Champions League: Liverpool und Eindhoven stehen im Halbfinale
zuletzt aktualisiert: 13.04.2005 - 23:43Turin / Eindhoven (rpo). Der FC Liverpool und PSV Eindhoven stehen im Halbfinale der Champions League. Während Liverpool das 0:0 bei schwachen Turinern reichte, musste Eindhoven gegen Lyon zittern. Beim 4:2 im Elfmeterschießen zeigten die Niederländer aber die besseren Nerven.
Im Halbfinale kommt es jetzt zum englischen Duell Liverpool gegen Chelsea London. Das zweite Semifinale bestreiten voraussichtlich der AC Mailand, dem am Freitag von der Europäischen Fußball-Union (Uefa) aller Voraussicht nach am grünen Tisch der Sieg gegen den Lokalrivalen Inter nach dem Spielabbruch am Dienstag wegen schwerer Ausschreitungen der Inter-Fans zugesprochen wird, und der PSV Eindhoven.
Das Team von Trainer Guus Hiddink setzte sich im letzten Viertelfinale gegen den französischen Meister Olympique Lyon 4:2 im Elfmeterschießen durch, nachdem es nach 90 und 120 Minuten wie beim Hinspiel in Lyon 1:1 (1:1, 1:0) gestanden hatte. Der PSV war zuletzt auf dem Weg zum Europapokalsieg 1988 in die Runde der letzten Vier eingezogen. Der Franzose Silvain Wiltord hatte den Bremen-Bezwinger Lyon in der 10. Minute mit seinem sechsten Champions-League-Tor in dieser Saison in Führung gebracht, der Brasilianer Alex (50.) für den PSV den Ausgleich erzielt.

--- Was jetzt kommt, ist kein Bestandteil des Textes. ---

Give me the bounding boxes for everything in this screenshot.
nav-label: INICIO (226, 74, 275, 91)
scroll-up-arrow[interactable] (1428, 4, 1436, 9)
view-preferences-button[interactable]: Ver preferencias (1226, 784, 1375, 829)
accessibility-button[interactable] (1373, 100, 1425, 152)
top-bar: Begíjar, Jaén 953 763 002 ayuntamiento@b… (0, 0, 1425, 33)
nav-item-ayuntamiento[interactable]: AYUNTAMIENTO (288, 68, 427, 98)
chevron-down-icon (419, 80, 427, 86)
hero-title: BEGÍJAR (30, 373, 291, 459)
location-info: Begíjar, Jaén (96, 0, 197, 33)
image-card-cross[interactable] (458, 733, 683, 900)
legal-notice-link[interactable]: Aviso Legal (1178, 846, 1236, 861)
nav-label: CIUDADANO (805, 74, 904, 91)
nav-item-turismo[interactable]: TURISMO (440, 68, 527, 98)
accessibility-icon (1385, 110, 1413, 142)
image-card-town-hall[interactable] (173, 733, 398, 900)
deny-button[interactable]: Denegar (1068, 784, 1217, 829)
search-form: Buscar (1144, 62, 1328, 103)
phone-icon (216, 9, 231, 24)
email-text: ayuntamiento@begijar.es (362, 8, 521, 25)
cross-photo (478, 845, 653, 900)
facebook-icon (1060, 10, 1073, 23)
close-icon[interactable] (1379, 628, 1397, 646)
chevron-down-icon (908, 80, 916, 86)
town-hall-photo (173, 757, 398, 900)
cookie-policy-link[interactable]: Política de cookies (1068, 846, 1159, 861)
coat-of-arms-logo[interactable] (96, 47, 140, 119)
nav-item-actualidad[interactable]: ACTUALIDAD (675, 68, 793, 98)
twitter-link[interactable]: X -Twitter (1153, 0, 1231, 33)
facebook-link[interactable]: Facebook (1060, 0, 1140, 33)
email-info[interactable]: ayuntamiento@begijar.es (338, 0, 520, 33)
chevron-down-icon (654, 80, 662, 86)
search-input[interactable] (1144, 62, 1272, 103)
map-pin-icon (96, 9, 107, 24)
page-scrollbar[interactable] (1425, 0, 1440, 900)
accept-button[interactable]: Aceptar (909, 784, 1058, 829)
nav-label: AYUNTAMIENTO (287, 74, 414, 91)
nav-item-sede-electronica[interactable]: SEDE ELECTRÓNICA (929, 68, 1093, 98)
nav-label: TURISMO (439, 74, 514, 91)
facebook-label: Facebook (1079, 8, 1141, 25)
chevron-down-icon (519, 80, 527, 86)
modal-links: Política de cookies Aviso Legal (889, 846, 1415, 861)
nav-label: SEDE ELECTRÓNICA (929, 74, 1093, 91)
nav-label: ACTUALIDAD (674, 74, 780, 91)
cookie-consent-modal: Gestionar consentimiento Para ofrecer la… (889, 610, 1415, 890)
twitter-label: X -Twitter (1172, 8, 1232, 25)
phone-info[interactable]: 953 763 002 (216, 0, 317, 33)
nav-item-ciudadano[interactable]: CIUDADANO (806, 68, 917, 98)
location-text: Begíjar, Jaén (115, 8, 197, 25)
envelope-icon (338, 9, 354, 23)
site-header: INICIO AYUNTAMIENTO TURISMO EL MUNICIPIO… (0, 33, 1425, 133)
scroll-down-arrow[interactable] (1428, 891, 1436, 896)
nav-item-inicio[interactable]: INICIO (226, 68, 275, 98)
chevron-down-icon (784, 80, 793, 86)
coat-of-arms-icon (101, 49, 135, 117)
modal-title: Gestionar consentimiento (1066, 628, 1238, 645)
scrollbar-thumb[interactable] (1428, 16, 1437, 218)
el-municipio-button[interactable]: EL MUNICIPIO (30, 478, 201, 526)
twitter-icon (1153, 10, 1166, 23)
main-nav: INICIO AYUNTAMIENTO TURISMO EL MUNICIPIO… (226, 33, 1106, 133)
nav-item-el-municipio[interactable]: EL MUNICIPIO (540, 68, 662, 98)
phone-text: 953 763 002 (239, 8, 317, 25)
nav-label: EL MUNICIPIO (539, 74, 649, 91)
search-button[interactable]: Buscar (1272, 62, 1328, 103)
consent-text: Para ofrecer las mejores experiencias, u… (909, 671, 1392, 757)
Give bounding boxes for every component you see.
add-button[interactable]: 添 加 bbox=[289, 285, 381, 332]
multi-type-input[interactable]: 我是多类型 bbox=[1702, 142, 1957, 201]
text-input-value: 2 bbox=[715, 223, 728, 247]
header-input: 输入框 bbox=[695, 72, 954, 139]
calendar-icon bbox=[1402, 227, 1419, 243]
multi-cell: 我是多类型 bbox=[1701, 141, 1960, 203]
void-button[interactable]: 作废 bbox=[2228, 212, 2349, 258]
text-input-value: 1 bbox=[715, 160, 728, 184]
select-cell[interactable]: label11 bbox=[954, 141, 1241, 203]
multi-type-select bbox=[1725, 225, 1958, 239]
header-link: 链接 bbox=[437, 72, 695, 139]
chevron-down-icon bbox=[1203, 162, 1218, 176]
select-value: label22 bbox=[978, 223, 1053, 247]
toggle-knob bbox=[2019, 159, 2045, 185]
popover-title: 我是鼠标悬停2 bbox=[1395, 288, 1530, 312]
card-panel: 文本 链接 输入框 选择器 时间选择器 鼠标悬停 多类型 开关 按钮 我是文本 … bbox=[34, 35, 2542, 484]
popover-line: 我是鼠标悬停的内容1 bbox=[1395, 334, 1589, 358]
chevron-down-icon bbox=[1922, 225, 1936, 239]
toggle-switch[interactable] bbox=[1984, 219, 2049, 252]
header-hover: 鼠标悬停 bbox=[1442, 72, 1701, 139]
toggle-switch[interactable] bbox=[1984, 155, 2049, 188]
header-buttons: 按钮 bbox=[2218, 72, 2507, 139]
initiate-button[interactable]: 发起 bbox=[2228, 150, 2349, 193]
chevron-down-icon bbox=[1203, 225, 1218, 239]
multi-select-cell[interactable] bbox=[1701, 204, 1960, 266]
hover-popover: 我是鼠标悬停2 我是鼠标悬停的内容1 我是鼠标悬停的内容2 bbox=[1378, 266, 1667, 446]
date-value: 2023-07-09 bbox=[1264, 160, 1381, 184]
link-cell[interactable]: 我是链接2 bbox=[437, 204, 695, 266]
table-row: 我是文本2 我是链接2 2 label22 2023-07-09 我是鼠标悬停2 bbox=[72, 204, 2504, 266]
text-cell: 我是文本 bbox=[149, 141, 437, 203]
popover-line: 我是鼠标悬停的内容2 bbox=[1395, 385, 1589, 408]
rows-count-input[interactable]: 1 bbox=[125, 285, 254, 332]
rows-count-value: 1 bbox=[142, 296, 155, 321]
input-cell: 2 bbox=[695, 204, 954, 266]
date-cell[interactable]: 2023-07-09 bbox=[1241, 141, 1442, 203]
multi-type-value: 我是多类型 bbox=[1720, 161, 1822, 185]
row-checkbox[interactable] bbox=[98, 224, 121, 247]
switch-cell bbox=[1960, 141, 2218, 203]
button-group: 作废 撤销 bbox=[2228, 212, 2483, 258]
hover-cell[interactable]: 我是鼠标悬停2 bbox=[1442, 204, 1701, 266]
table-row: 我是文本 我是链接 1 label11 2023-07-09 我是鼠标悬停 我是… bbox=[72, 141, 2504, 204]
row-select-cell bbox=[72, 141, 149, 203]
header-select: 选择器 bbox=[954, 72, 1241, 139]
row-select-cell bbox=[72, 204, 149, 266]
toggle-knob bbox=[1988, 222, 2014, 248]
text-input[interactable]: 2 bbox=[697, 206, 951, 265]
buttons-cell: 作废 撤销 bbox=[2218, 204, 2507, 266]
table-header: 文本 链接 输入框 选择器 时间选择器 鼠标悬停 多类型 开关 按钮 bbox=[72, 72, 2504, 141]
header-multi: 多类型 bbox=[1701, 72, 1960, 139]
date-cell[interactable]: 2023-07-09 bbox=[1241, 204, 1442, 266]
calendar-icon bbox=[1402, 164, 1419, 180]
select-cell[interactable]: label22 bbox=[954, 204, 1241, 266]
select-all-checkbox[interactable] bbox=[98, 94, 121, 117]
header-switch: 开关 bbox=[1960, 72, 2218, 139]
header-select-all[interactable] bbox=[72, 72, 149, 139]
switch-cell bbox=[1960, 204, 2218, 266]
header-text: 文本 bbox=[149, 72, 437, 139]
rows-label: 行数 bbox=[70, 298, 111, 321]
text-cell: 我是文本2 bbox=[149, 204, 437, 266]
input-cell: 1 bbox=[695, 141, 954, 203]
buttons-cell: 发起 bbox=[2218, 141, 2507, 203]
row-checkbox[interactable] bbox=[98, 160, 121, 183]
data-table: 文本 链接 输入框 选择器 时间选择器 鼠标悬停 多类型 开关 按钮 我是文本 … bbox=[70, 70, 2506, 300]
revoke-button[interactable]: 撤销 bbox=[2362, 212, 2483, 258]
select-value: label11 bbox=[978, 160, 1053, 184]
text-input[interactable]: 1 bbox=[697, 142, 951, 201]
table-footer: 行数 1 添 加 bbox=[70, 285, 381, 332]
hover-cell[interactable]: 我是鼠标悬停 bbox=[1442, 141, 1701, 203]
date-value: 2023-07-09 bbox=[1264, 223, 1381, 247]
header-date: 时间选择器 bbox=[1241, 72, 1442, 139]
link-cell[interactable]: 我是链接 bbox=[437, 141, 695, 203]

Im Elfmeterschießen wehrte Eindhovens Keeper Heurelho Gomes die Schüsse von Michael Essien und Eric Abidal ab, der Brasiliener Robert machte schließlich für den PSV alles klar.
Der viermalige Europacupsieger der Landesmeister aus Liverpool war zuletzt 1985 in diesem Wettbewerb so weit gekommen. Damals erreichten die Engländer sogar das Finale, in dem sie im Brüsseler Heysel-Stadion 0:1 gegen "Juve" verloren. Überschattet wurde die Partie damals durch 39 Todesopfer, die eine Massenpanik unter den Zuschauern gefordert hatte.
In einem über weite Strecken enttäuschenden Spiel im Stadio Delle Alpi in Turin versäumten es die Gastgeber, die Liverpooler entscheidend unter Druck zu setzen. Die "Reds", die ohne die verletzten Mittelfeldspieler Dietmar Hamann und Steven Gerrard angetreten waren, kamen nur selten in Bedrängnis.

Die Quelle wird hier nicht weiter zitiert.